Description
There are multiple ways of defining and understanding energy transitions, but many scholars now argue that systemic changes in energy systems require deep transformations in social and ecological dimensions that support social life, especially in urban areas. These systems and associated infrastructures have been shaped by distinct historical and political-economic processes, which in African contexts involve colonial histories of settlement, planning, and market formation. Accordingly, understanding energy transitions requires accounting for historical path dependencies that are embedded in energy systems, yet these have received little attention to date.

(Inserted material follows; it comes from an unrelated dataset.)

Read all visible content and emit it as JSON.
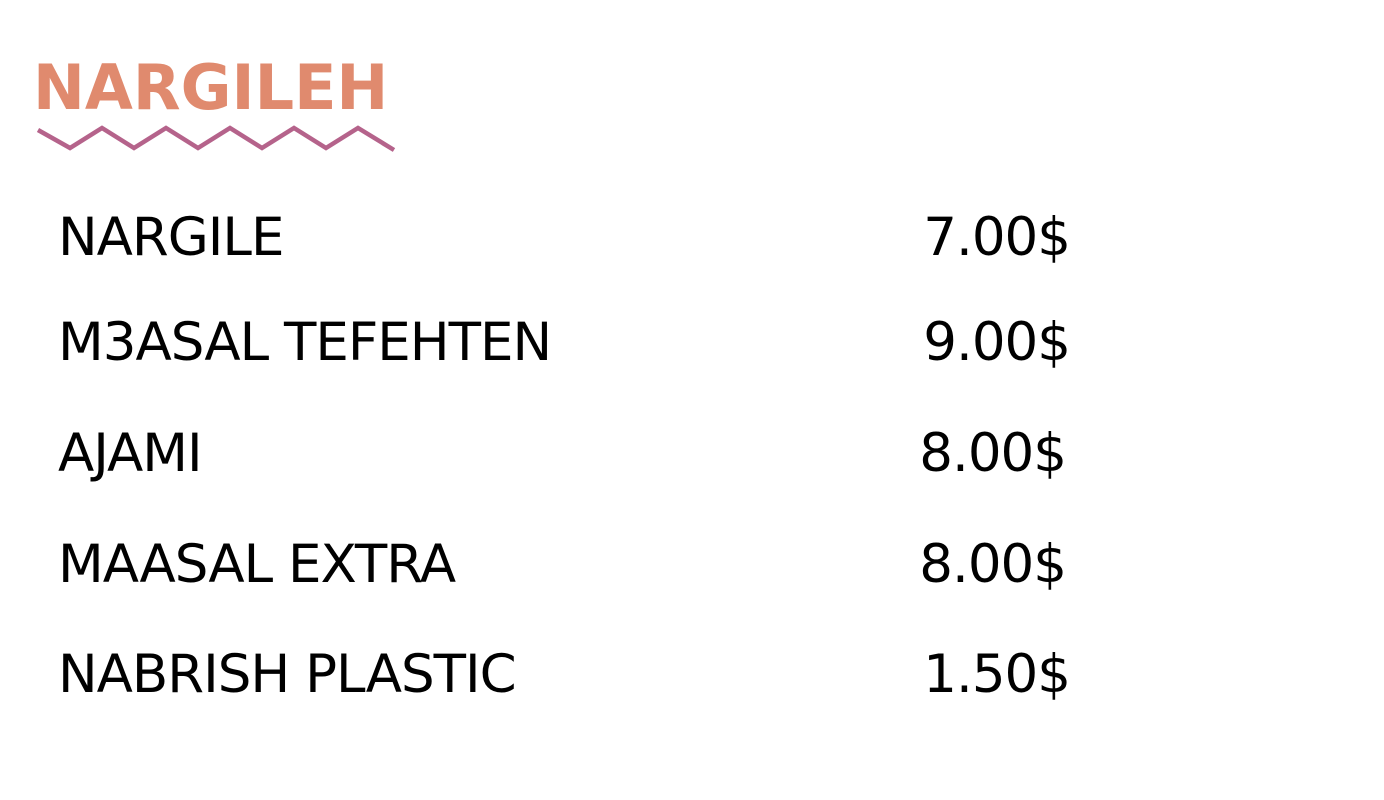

In this paper, drawing on a collaborative project about electricity grid access in urban Mozambique, we examine the ways that colonial legacies shape the contours of the country’s current energy system, and efforts by planners and policymakers to promote more just and sustainable energy futures. First, we focus on electricity provision to examine the effects of locations of power generation sources in relation to distribution and consumption centres, and the lack of redundancy in the network, meaning that no system of electricity dispatch exists in cases of excess or deficit of electricity. We explore the government’s plans to construct new power generation sources to supply external markets while building grid interconnections with southern African neighbours, and its parallels with colonial-era hydroelectric planning, in which whole regions were sacrificed to support national development objectives. We then turn to resource extraction, and the prospects for lucrative energy investments in natural gas or large hydropower, which have led to the deprioritizing of distributed renewables, to the detriment of local energy needs.